Machine Orchestration, Version Control and Pipeline Management for Deep Learning
Train your models in the cloud or your own server-farm with the click of a button, the call of an API or with a one-liner in the command line. Utilizing the right amount of processing units, get results and save time & money.
Valohai supports massive scale concurrency on top of AWS, Microsoft Azure, Google Cloud Platform and on-premises hardware (e.g. OpenStack). Just click a button and launch your code within a Docker container running on your hardware of choice.
Fulfil any regulatory compliance without any added work. Valohai automatically keeps track of all your experiments so you can always answer the question of how the model was trained, from data to parameters and statistics to algorithm.
Don’t worry about environments, configurations or shutting down servers when your training is done. Concentrate on trials & mastering your models!
We believe that version control is the only way to achieve reproducibility, regulatory compliance, an audit trail and quick results.
Select a deployed model and trace back to the its hyperparameters, training data, script version, associated cost, sibling models and team members involved in training the model. Do it today or 10 years from now.
Valohai integrates with any runtime you have and runs any machine learning code you write. Unlike other deep learning tools, Valohai doesn’t tie you down to one vendor (not even itself, as even the configuration format is open source).
Run your TensorFlow, Keras, CNTK, Caffe, Darknet, DL4J, PyTorch, MXNet or anything from bash scripts to C-code in your Docker wrapper of choice. Store your training data and labels in an Azure Blob, AWS S3 bucket or your own FTP server. Access your code in any public or private Git repository and run it on your cloud or on-premises hardware of choice.
Everything in Valohai is built API first, meaning that you can easily integrate your ML pipeline into your existing Software pipeline, e.g. through Jenkins or any other Continuous Integration platform.
When building deep learning models at scale, you want to use industry best-practices from leaders such as Uber, Netflix, AirBnB and Facebook.
Valohai brings the same tools to your fingertips, that these powerhouses use to manage their internal machine learning pipelines (Uber Michelangelo, AirBnB BigHead, Facebook ML etc).
Valohai’s streamlined machine learning pipeline ensures that steps integrate together, regardless of who has written it or which language or framework was used for it. Generate images with Unity, transform in custom C-code, train with TensorFlow in Python, Deploy to a Kubernetes cluster. Everything works!

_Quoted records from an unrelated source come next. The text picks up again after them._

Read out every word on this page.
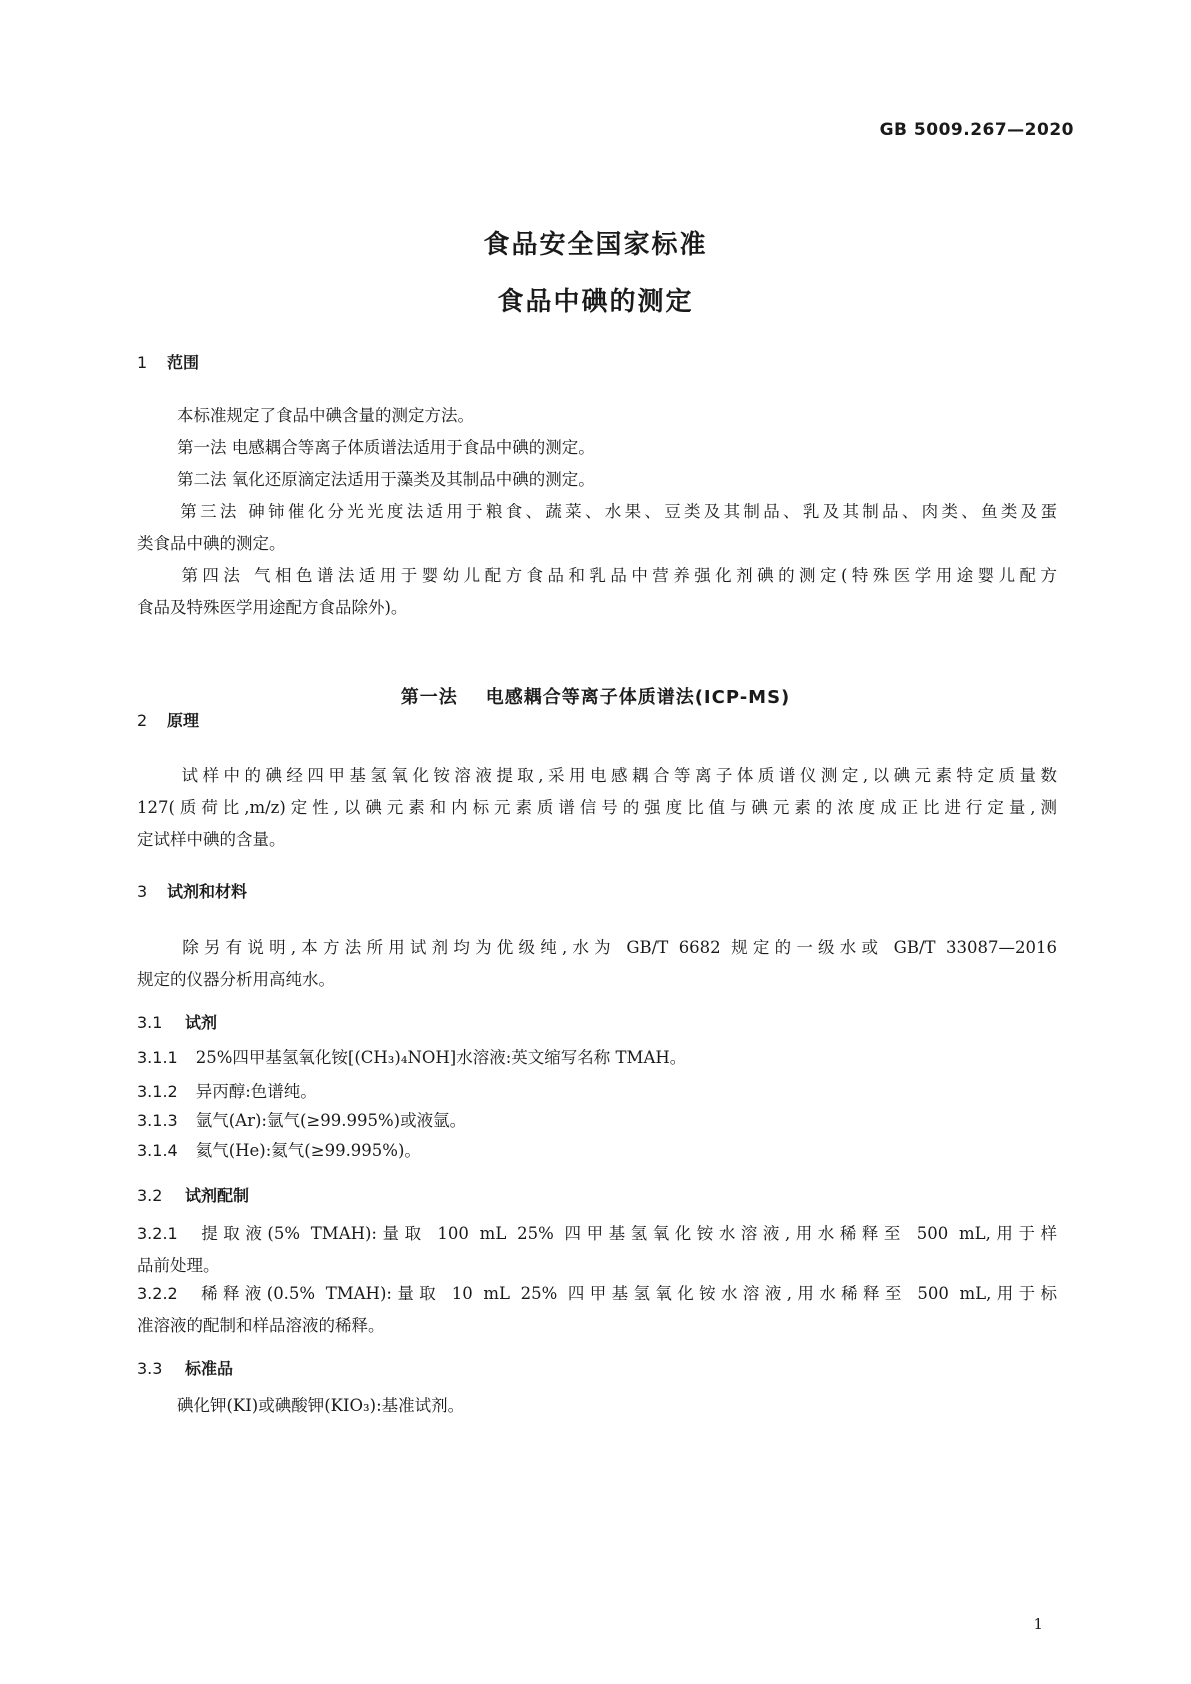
GB 5009.267—2020
食品安全国家标准
食品中碘的测定
1 范围
本标准规定了食品中碘含量的测定方法。
第一法 电感耦合等离子体质谱法适用于食品中碘的测定。
第二法 氧化还原滴定法适用于藻类及其制品中碘的测定。
第三法 砷铈催化分光光度法适用于粮食、蔬菜、水果、豆类及其制品、乳及其制品、肉类、鱼类及蛋
类食品中碘的测定。
第四法 气相色谱法适用于婴幼儿配方食品和乳品中营养强化剂碘的测定(特殊医学用途婴儿配方
食品及特殊医学用途配方食品除外)。
第一法 电感耦合等离子体质谱法(ICP-MS)
2 原理
试样中的碘经四甲基氢氧化铵溶液提取,采用电感耦合等离子体质谱仪测定,以碘元素特定质量数
127(质荷比,m/z)定性,以碘元素和内标元素质谱信号的强度比值与碘元素的浓度成正比进行定量,测
定试样中碘的含量。
3 试剂和材料
除另有说明,本方法所用试剂均为优级纯,水为 GB/T 6682 规定的一级水或 GB/T 33087—2016
规定的仪器分析用高纯水。
3.1 试剂
3.1.1 25%四甲基氢氧化铵[(CH₃)₄NOH]水溶液:英文缩写名称 TMAH。
3.1.2 异丙醇:色谱纯。
3.1.3 氩气(Ar):氩气(≥99.995%)或液氩。
3.1.4 氦气(He):氦气(≥99.995%)。
3.2 试剂配制
3.2.1 提取液(5% TMAH):量取 100 mL 25% 四甲基氢氧化铵水溶液,用水稀释至 500 mL,用于样
品前处理。
3.2.2 稀释液(0.5% TMAH):量取 10 mL 25% 四甲基氢氧化铵水溶液,用水稀释至 500 mL,用于标
准溶液的配制和样品溶液的稀释。
3.3 标准品
碘化钾(KI)或碘酸钾(KIO₃):基准试剂。
1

Get visual feedback on everything from a single model’s performance to convergence of several parallel hyperparameter sweeps. See how your parameter sweeps are progressing and compare competing models by accuracy, depth or any custom parameter. Instead of manually launching models and keeping track of CSV files, you’ll see everything in real-time as your trainings progress. You can also output custom parameters into stdout and see it graphically in the Valohai web interface.
Valohai lets you scale up vertically and horizontally to do distributed learning and parallel hyperparameter sweeps at the speed of light (in an ethernet cable). Run your model in parallel on a hundred GPUs or tell Valohai to sweep through different hyperparameters to find the best model for your data in parallel on tens of TPUs. Valohai is built for finding and optimizing your model for big data and immense models that scale with you, as you grow from data exploration to production.